Вот о чем-то таком он мечтал в восемнадцать лет, и если бы тогда его мечта сбылась, то он бы обязательно сам помчался в этот Казахстан, в котором он ни разу не был, отвоевывать родину то ли для тех казахских русских, которые к нему понаехали, то ли для самого себя, потому что каждый русский человек в восемнадцать лет должен иметь возможность, если жизнь дома совсем невыносима, уехать куда-нибудь, где раздают автоматы, и стать если не героем, то хотя бы просто человеком. Потому что второкурсник, живущий с родителями – это не вполне человек.

При этом нельзя сказать, что, когда его мечта сбылась (дословно сбылась!) в Донецкой области, он жалел о том, что ему уже за тридцать, и что потребности в автомате у него уже нет. Всему свое время, ему в восемнадцать как бы не повезло, кому-то теперь как бы повезло, а счастья же все равно с автоматом никто не добился, так о чем же теперь жалеть. Он смотрел на вождя донецких как бы повстанцев, который выглядел точь-в-точь как атаман из его давней мечты, и Кашину его было жаль – в программистов, своими руками переписывающих код истории, он уже совсем не верил, а он ведь даже был не программистом, а так – вирусом, а вирус – это в любом случае не то, чем стоит восхищаться.

Я хочу, чтобы у того, кто это читает, перед глазами мелькали кадры из одного не очень старого, десять с чем-то лет назад, русского фильма про двух мальчиков, которые росли без отца, а потом отец откуда-то вдруг появился, увел их с собой в поход, проявил себя жестоким самодуром, и (это седьмой день знакомства с сыновьями) погиб при то ли нелепых, то ли при героических обстоятельствах, и даже мертвого тела от него не осталось, лодка с ним утонула. Жизнь с отцом – всего неделя, а дальше снова жизнь без отца, но уже не такая, как была раньше, потому что отца теперь можно не ждать. То, что наши самые главные мечты сбываются, оказываясь при этом самыми чудовищными – да, это такая неизбежность, как у тех мальчиков из фильма, которые росли без отца, пока он где-то пропадал, и вот он сейчас вернулся и потащил нас в поход.

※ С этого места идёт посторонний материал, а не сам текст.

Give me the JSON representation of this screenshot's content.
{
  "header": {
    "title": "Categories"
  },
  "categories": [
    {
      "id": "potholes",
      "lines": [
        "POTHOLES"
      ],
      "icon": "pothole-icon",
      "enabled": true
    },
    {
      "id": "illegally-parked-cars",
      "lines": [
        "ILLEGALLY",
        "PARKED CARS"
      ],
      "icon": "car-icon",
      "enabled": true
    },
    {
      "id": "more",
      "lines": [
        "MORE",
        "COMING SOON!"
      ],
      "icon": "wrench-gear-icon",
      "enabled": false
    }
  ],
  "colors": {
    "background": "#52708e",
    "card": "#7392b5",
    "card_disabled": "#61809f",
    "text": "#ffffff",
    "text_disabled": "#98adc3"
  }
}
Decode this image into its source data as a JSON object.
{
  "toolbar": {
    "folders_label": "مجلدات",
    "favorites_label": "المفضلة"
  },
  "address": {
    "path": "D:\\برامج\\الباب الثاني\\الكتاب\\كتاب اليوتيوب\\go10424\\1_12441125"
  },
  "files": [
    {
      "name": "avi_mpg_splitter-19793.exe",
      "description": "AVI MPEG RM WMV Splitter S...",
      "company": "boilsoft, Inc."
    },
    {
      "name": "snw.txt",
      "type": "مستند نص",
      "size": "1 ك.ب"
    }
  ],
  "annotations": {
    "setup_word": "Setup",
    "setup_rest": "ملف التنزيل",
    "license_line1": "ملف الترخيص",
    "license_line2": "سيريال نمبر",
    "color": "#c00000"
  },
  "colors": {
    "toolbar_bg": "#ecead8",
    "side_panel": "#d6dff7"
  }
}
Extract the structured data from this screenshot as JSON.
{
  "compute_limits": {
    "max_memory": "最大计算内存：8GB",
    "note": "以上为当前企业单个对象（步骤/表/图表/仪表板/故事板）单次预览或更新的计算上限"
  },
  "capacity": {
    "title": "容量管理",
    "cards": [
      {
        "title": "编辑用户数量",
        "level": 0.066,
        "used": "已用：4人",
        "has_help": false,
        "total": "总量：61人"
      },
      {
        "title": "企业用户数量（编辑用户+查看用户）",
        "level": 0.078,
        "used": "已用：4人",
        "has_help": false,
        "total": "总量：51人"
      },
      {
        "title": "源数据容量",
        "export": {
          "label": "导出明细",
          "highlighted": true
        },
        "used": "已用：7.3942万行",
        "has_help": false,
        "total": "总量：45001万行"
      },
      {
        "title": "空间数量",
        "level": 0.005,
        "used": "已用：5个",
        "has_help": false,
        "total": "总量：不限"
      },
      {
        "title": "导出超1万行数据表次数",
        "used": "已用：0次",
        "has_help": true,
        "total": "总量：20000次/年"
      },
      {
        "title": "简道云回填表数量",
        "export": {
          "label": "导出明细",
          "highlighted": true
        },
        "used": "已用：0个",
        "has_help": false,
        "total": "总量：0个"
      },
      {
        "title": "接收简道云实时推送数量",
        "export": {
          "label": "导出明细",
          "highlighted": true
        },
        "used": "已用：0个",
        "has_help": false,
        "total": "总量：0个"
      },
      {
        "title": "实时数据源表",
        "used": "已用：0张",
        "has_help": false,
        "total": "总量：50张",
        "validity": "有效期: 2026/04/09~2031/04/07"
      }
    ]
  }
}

Совсем скоро он погибнет, и мы успокоимся.

И пока нашистка Света, продолжая оплакивать свой барабан, согревалась пиалой зеленого чая с ромом, Кашин пересказывал ей свою казахскую мечту, рассчитывая в ответ услышать, о чем мечтает современный нашист, но ничего интересного она ему не рассказала – то есть мечта у нее есть, но она сводится к тому, что здорово было бы стать телеведущей в Москве, ну и все, ничего великого, а нашистская жизнь при этом – трясись шесть часов в автобусе до Москвы, а потом стой на морозе с барабаном, и никто ничего тебе не обещал, никакой страшной тайны и никакой политической интриги. Скажи спасибо, что барабан выдали.

Провожая Свету до уже мирного, митинг же закончился, метро, он ее обнял и поцеловал выше лба в волосы – ему было уже совсем не восемнадцать лет, и за прожитые годы он уже успел вывести беспроигрышную формулу, согласно которой если ты сумеешь поцеловать женщину именно в волосы, то следующая встреча у вас обязательно закончится в постели. До сих пор неизвестно, как это работает, но работает, не дает сбоев.